Deborah Samuel’s murder: 300 women groups protest, call for prosecution of culprits

About 300 women groups have called for the prosecution of all those involved in the murder of Deborah Samuel within the premises of Shehu Shagari College of Education in Sokoto State.
The groups, in a statement on their behalf by Dr Abiola Akiyode-Afolabi, Executive Director Women Advocates Research and Documentation Centre (WARDC) also said all the officials of the school, who are complicit in the murder must not go unpunished.
The statement regretted that women in Nigeria are being murdered regularly by religious extremists with the silence and inaction of relevant authorities.
The women noted that since the killing of Eunice Olawale in the Federal Capital Territory in 2016 and Bridget Agbaheme in Kano in 2017, nothing has been done to bring their killers to book.
“The murder of young Deborah by stoning, lynching and burning in the premises of the College of Education, Sokoto without any protection from the school authorities is the most egregious yet of this pattern of religious intolerance in Nigeria.
“Our 1999 Constitution is specific in asserting that Nigeria is a secular democracy with no State religion and that the security of lives and property as a primary responsibility of the government.
“The blatant disregard for human life and the continuous killing of women and girls with impunity has normalized the culture of jungle justice in evident failure of the Nigeria-State to secure our people.
“We would like to recall that several other Nigerian women have been killed in similar circumstances. For example, Eunice Olawale in the Federal Capital Territory in 2016 and Bridget Agbaheme in Kano in 2017 were victims of premeditated murdered for what their killers similarly called ‘religious blasphemy.’
“More than 4-5 years later, nothing has been done by the Federal and state governments concerned to give justice to these two innocent women killed by their fellow citizens for reasons of differences in religious beliefs.
“We therefore call on the Sokoto Governor Aminu Tambuwal to take immediate steps beyond condemning this barbaric act and collaborate with the Nigeria Police and other relevant Federal law enforcement and judicial establishments to commence prosecutorial action against all the identified murderers and complicit school officials of Shehu Shagari College of Education who collaborated to execute and burn Miss Samuel. positive action to forestall future occurrences.
“We also call on the Attorney General and Minister of Justice of the Federation to take a public interest in this matter alongside the stalled cases of prosecution of the killers of Mrs Olawale and Agbaheme respectively,” the women said.
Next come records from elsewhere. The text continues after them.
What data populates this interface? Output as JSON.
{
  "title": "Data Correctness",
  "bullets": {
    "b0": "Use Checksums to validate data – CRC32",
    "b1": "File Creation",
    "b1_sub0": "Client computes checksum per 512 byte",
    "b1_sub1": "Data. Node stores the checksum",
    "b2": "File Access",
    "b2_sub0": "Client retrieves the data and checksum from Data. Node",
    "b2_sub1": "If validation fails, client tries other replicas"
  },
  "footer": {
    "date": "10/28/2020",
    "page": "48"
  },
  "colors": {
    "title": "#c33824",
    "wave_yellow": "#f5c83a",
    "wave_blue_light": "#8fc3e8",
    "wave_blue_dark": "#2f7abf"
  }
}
The groups also called for “a comprehensive Justice Sector and System Reform to strengthen law and enforcement especially as it concerns the rights of women, nothing that “the current sector and system mostly exonerates men for crimes against women and girls and this must stop.”
They advocated for “declaration of a State of Emergency on the killings of women and girls”, even as they said that States yet to implement the VAP Act 2015 should do so immediately to safeguard the lives of women.
“Nigerian Women and girls must not continue to be endangered species thereby threatening the bright future of our country.
We call on religious leaders in Sokoto and beyond to speak out against this dastardly act. Religious bodies and leaders have a moral responsibility to foster and promote peace, religious freedoms and eschew intolerance among the adherents of their faiths. Nigerians want to see religious leaders play a unifying role and not champion divisions among the faiths,” the groups added.